Thursday, June 01, 2006

EXPECT UNEXPECTED


It was a long time a go since I updated my last blog last December.

I didn’t have any intention to forget my blog, as it really helps me to release my stress. But, the situation I faced in the last 5 months, forced me to keep all incident and event happened in my life as a very personal thing that I can’t share it in my blog .

Finally, it was dooms day in my life, when the company I worked for, decided to cease its operation in Indonesia.
It was started end of last year when I – as a leader of my department – got the very confidential information regarding this fact, and I have to plan critical actions to minimize risk of penalty by our 3rd party, either from vendors, forwarders, etc.
As this was very secret and confidential thing that I could not share to others – as out of hundreds associates, only 5 people knew this information - it was not an easy thing for me to act as if ‘nothing happened’ by only giving instructions to my managers to do several critical actions without giving enough information, that made them questioning the reason behind my instruction . It seems that I did a silly thing and became a stupid leader who can not answer their questions. While actually the decision we made was not under our control anymore. It was decided by global management, and we just followed their decision.

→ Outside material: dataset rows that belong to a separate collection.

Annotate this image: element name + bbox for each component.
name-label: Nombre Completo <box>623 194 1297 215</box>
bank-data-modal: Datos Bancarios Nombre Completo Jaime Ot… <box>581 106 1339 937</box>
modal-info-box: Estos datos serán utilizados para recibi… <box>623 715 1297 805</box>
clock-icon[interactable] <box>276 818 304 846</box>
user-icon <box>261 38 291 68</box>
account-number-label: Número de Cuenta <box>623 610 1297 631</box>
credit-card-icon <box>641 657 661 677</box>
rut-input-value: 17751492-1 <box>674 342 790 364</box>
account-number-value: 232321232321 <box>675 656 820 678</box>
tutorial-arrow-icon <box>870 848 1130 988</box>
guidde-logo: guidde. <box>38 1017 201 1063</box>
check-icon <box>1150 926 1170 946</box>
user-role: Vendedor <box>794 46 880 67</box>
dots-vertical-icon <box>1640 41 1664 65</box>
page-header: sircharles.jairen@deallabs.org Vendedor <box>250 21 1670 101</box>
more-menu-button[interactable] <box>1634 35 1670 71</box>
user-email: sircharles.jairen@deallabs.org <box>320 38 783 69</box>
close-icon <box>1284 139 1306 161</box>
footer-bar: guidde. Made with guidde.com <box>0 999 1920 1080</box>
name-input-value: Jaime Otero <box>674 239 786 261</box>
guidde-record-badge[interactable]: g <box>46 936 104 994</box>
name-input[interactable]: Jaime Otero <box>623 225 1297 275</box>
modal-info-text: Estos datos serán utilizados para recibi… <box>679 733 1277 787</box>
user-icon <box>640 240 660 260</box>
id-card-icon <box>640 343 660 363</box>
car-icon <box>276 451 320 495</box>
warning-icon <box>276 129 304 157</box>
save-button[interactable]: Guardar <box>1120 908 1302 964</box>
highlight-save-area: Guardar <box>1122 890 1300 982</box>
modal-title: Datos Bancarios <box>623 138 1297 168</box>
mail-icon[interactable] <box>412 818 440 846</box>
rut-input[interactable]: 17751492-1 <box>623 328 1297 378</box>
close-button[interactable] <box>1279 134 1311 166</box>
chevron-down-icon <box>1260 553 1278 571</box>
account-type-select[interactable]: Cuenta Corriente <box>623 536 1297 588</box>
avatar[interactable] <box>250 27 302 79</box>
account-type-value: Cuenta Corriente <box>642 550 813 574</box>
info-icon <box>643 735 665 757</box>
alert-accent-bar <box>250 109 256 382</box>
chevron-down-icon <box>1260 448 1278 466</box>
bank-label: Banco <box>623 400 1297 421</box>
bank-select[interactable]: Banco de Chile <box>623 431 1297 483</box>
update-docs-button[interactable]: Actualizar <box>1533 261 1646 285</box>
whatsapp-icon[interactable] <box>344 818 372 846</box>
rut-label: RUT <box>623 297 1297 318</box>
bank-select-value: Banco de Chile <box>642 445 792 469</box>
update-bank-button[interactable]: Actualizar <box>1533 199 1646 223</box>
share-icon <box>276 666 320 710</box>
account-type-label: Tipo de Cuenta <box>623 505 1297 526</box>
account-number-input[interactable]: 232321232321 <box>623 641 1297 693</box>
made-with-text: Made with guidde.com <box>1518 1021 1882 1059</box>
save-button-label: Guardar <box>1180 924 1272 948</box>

Coz we have to do actions that impacted to our 3rd party and associates, then there were many rumors issued by them, as they could feel ‘different work atmosphere’ and sense of ‘biz as unusual’ . The feeling of ‘something wrong’ will happen also can be felt by blue collar workers who felt that their work activities became less than usual situation. Everytime I closed my door and had confidential meeting with the committee, the rumors will raise. But , they didn’t know exactly what kind of scenario will happen.

All these uncomfortable situation that I had to keep silent with some unsual and questionable critical actions, beside the fact that so many associates – especially the biggest one, hundreds were in my department – will lost their job, include myself, made me stress and depression. Another fear, if there were unsatisfied associates who will do demo during closing announcement on D-day. But I tried to eliminate it, as the company followed Act no 13/2003, article # 164 of Ministry of Manpower regarding severance payment and chose the most generous package.

All depression and stress symptoms phisically appeared, from hyper tension - while actually I tend to have hipo tension -, difficulty to breathe, disorientation for a few seconds, etc.
As it happened several times in a very short period, one and a half month, while it will ruin my body, then I decided : ENOUGH IS ENOUGH !!! None of bad event in my life can badly affect me mentally and physically.

Then I learned that we have to EXPECT UNEXPECTED, prepare ourself to accept unexpected,… as once it happened, I have to be sure that I can bear it, as God will always help me to overcome this such situation.